Kochanie, nie przejmuj się głupim gadaniem i wredotą. Bo jest wredna i nie zdaje sobie sprawy ile złego wyrządzi swojemu synusiowi takim ględzeniem.
-
4
Dunia
Zarejestrowany: 10-03-2011 17:24 .
Posty: 18894
2014-03-31 09:12:38
31 marca 2014 09:12 | ID: 1099300
Anonim (wiosna) (autor wątku) (2014-03-31 09:10:56)
czytałam o tym i jest to genetycznie. Oj głupio jej na pewno nie bedzie gdyz ona nawet nie chce mnie znac
Czym Ty się martwisz. Obca baba,
-
5
Anonim (wiosna)(autor wątku)
2014-03-31 09:14:10
31 marca 2014 09:14 | ID: 1099302
Przez tą cała sytuacje ciagle kłóce sie z mezem. NIe możemy dojsc do porozumienia. On nawet chce zabrac coreczke do tesciowej bo ona mu napisaa ze teskni za nim i za Oliwia. Ja juz nie mam sił walczyć. chce miec syna tylko dla siebie a nasze malzenstwo sie rozpada powoli.
-
6
Paulqa
Zarejestrowany: 24-08-2011 15:04 .
Posty: 14675
2014-03-31 09:15:52
31 marca 2014 09:15 | ID: 1099303
Sorry ale gdyby ktoś prosto w twarz mi powiedział że dziecko jest podobne do sąsiada to (przepraszam z stwierdzenie) bym dała w pysk, choć agresywna nie jestem i daleko mi do bicia kogokolwiek. Jeśli mąż nie robi Ci takich docinek jak tesciowa nie robiłabym żadnych testów bo i tak tej pani nie dogodzisz. Wtedy stwierdzi ze pewnie masz coś na sumieniu lub że sama nie jesteś pewna kto jest ojcem.
-
7
usunięty użytkownik
2014-03-31 09:18:08
31 marca 2014 09:18 | ID: 1099304
Anonim (wiosna) (autor wątku) (2014-03-31 09:14:10)
Przez tą cała sytuacje ciagle kłóce sie z mezem. NIe możemy dojsc do porozumienia. On nawet chce zabrac coreczke do tesciowej bo ona mu napisaa ze teskni za nim i za Oliwia. Ja juz nie mam sił walczyć. chce miec syna tylko dla siebie a nasze malzenstwo sie rozpada powoli.

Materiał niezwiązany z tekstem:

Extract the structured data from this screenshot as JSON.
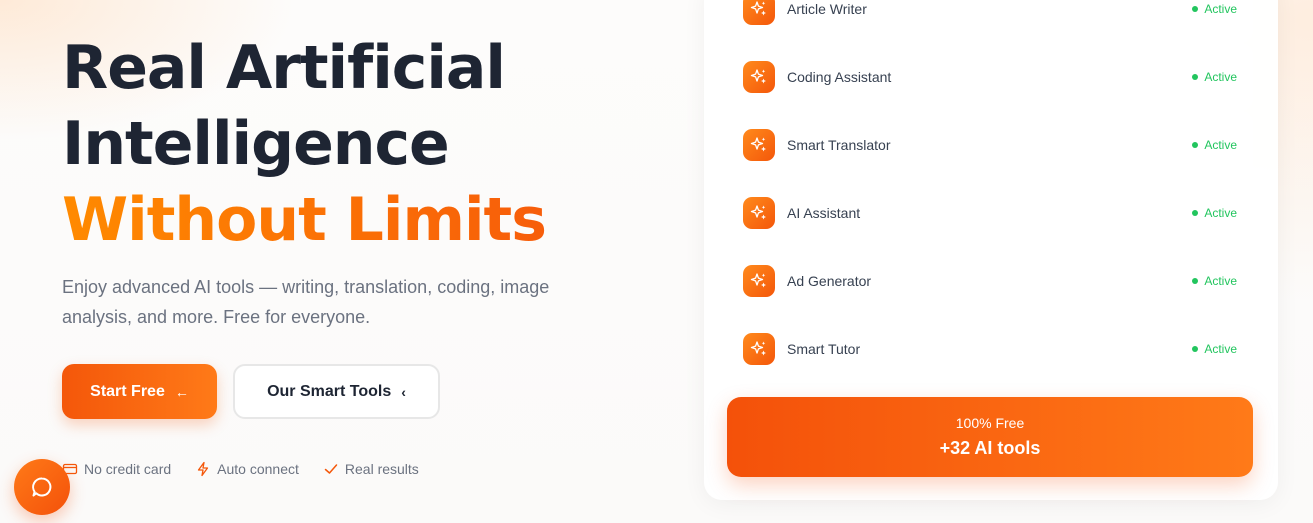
{
  "hero": {
    "title_line1": "Real Artificial",
    "title_line2": "Intelligence",
    "title_accent": "Without Limits",
    "subtitle": "Enjoy advanced AI tools — writing, translation, coding, image analysis, and more. Free for everyone."
  },
  "buttons": {
    "start_label": "Start Free",
    "start_arrow": "←",
    "tools_label": "Our Smart Tools",
    "tools_arrow": "‹"
  },
  "features": [
    {
      "label": "No credit card",
      "icon": "credit-card-icon"
    },
    {
      "label": "Auto connect",
      "icon": "lightning-icon"
    },
    {
      "label": "Real results",
      "icon": "check-icon"
    }
  ],
  "tools": [
    {
      "name": "Article Writer",
      "status": "Active"
    },
    {
      "name": "Coding Assistant",
      "status": "Active"
    },
    {
      "name": "Smart Translator",
      "status": "Active"
    },
    {
      "name": "AI Assistant",
      "status": "Active"
    },
    {
      "name": "Ad Generator",
      "status": "Active"
    },
    {
      "name": "Smart Tutor",
      "status": "Active"
    }
  ],
  "cta": {
    "small": "100% Free",
    "big": "+32 AI tools"
  },
  "colors": {
    "accent": "#f4570a",
    "accent_light": "#ff8a00",
    "heading": "#1e2533",
    "muted": "#6b7280",
    "active": "#22c55e"
  },
  "chat_icon": "chat-bubble-icon"
}
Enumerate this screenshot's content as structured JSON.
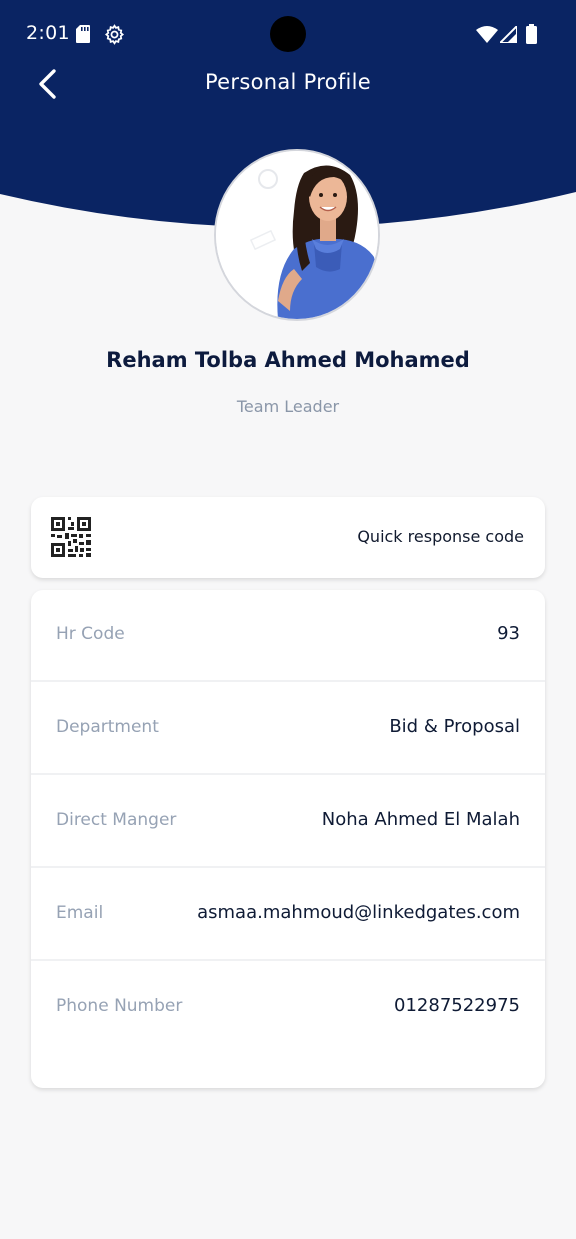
{
  "status_bar": {
    "time": "2:01",
    "icons": [
      "sd-card-icon",
      "gear-icon",
      "wifi-icon",
      "signal-icon",
      "battery-icon"
    ]
  },
  "header": {
    "title": "Personal Profile",
    "back_icon": "chevron-left-icon",
    "background_color": "#0a2463"
  },
  "profile": {
    "name": "Reham Tolba Ahmed Mohamed",
    "role": "Team Leader"
  },
  "qr_card": {
    "label": "Quick response code",
    "icon": "qr-code-icon"
  },
  "info": {
    "rows": [
      {
        "label": "Hr Code",
        "value": "93"
      },
      {
        "label": "Department",
        "value": "Bid & Proposal"
      },
      {
        "label": "Direct Manger",
        "value": "Noha Ahmed El Malah"
      },
      {
        "label": "Email",
        "value": "asmaa.mahmoud@linkedgates.com"
      },
      {
        "label": "Phone Number",
        "value": "01287522975"
      }
    ]
  },
  "colors": {
    "header_bg": "#0a2463",
    "page_bg": "#f7f7f8",
    "label_text": "#96a2b4",
    "value_text": "#0f1b35"
  }
}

To już większy problem, zapytaj męża co on o tym myśli, a nie słucha ślepo matki Na czym mu bardziej zależy na matce, czy na swojej rodzinie Przy zdrowym rozsądku można te dwie sprawy pogodzić Musisz z mężem pogadać, bo jak widać on głupszy od swojej matki SORY!
-
8
pppooeetka
Zarejestrowany: 31-03-2014 08:55 .
Posty: 6
2014-03-31 09:19:05
31 marca 2014 09:19 | ID: 1099305
A jak nazywa się ten loczek. Wiecie może? Chciałabym poczytać o tym jeszcze.
-
9
Sonia
Zarejestrowany: 06-01-2010 16:15 .
Posty: 112855
2014-03-31 09:28:05
31 marca 2014 09:28 | ID: 1099310
O matko, chora sytuacja przez chorą teściową...Chorą umysłowo chyba.... Ja osobiście wygarnęłabym jej na maxa a potem całkowicie zerwała kontakt, bo po co wysłuchiwać takich głupot??? dałabym jej chyba w zęby jesli bym usłyszała taki tekst....Jak tak mozna. ? Widać Twoja teściowa zrobi wszystko, aby zniszczyć Wasze małzeństwo. Ja bym nie robiła testów, bo jesli Mąż wie i Ty wiesz, że to Wasze wspólne dziecko, to za przeproszeniem, teściowej g..no do tego:) Odseparuj tę kobietę od Was, a wszystko się ułozy.
-
10
Anonim (wiosna)(autor wątku)
2014-03-31 09:32:18
31 marca 2014 09:32 | ID: 1099313
Nie tak łatwo. Jakiś czas mieszkaliśmy u niej a teraz pisze synkowi ze teskni za nim. A on tak jeździ do niej i za kazdym razem jak wraca to sa kolejne kłótnie. Ona chce miec go na wylacznosc dla siebie.
-
11
Sonia
Zarejestrowany: 06-01-2010 16:15 .
Posty: 112855
2014-03-31 09:34:06
31 marca 2014 09:34 | ID: 1099314
Anonim (wiosna) (autor wątku) (2014-03-31 09:32:18)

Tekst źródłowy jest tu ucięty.